Biden’s request calls on agencies covered by the Chief Human Capital Officers Act to participate in a new centralized, government-wide hiring assessment support team set to improve hiring outcomes, especially for technical and otherwise difficult-to-fill positions. It also calls on these agencies to “create and fund talent teams at the component levels.”
OPM is going to provide agencies with comprehensive guidance on hiring flexibilities and competitive hiring practices to “facilitate a talent surge into Government.” This will also include regulations that facilitate bringing back former feds by allowing agencies to rehire them “at a grade commensurate with the experience achieved while working outside of Government, rather than limiting such employees to the grade level where they were when they left.”
The budget would require agencies to revive their internship programs and include internships in workforce planning. The number of paid internships in government dropped from over 60,000 in 2010 to 4,000 in 2020, the budget says.
Biden is requesting a total of $197 million for the Office of Personnel Management, an increase of $37 million over last year’s funding. The budget also calls for $46 million for the Merit Systems Protection Board, a quasi-judicial agency that hears appeals from feds on agency personnel actions. That’s an increase of over $1.5 million. The Federal Labor Relations Authority, the agency that governs labor-management relations in the federal government, is slated for a little over $29.2 million, as compared to $26.6 million last year.
The White House is seeking $9.8 billion for cybersecurity funding to secure federal civilian agencies. The budget also includes an additional $500 million for the Technology Modernization Fund and $750 million to respond from the hacking campaign against SolarWinds.
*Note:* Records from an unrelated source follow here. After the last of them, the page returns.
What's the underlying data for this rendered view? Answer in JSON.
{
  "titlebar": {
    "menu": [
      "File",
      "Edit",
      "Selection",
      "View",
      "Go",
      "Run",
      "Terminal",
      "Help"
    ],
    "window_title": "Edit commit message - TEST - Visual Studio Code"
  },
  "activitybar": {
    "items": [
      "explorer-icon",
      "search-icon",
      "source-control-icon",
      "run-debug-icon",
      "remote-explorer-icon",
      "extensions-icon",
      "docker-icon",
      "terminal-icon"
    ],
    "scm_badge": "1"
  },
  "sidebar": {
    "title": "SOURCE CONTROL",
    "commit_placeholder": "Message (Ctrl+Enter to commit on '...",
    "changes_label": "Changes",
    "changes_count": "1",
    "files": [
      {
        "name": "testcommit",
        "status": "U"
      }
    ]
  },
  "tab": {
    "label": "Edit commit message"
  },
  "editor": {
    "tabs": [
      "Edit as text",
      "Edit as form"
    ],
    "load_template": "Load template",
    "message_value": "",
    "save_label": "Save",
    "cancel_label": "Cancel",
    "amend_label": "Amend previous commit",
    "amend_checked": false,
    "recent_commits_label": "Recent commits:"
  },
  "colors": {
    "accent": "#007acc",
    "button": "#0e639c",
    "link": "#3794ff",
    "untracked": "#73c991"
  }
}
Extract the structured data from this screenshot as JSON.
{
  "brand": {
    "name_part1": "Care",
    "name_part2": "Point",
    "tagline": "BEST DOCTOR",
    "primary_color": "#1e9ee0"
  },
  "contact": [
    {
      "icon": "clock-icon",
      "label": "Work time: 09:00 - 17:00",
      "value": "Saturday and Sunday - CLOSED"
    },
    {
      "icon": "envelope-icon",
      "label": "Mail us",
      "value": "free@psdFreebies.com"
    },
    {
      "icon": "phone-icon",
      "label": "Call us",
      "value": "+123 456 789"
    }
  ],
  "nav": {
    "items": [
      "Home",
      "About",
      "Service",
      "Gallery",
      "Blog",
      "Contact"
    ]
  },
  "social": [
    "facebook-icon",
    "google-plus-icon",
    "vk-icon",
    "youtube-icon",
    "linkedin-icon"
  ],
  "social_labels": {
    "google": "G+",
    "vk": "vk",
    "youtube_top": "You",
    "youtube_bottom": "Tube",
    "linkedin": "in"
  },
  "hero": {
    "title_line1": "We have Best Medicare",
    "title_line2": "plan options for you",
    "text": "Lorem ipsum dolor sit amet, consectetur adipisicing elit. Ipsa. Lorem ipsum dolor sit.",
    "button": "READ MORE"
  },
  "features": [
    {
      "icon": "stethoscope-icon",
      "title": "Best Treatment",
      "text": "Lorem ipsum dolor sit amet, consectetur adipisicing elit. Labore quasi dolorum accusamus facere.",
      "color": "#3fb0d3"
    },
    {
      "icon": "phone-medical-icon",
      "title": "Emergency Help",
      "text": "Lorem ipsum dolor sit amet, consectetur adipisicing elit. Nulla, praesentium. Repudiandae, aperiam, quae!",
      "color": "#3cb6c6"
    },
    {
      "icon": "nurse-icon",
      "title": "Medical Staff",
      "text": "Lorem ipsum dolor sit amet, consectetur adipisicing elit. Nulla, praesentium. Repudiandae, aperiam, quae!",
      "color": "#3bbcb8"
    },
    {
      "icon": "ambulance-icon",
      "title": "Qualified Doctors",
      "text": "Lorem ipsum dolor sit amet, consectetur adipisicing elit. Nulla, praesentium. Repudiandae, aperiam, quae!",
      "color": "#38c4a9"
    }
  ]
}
The Biden budget cites the SolarWinds hack multiple times as justification for its cybersecurity-related requests, although it does not appear to mention the president’s recent executive order.
Civilian departments and agencies collectively are seeking $1.2 billion more for cybersecurity-related investments than they did in FY2021. Year over year, DHS is aiming for the largest agency increase, requesting roughly $300 million more than last year.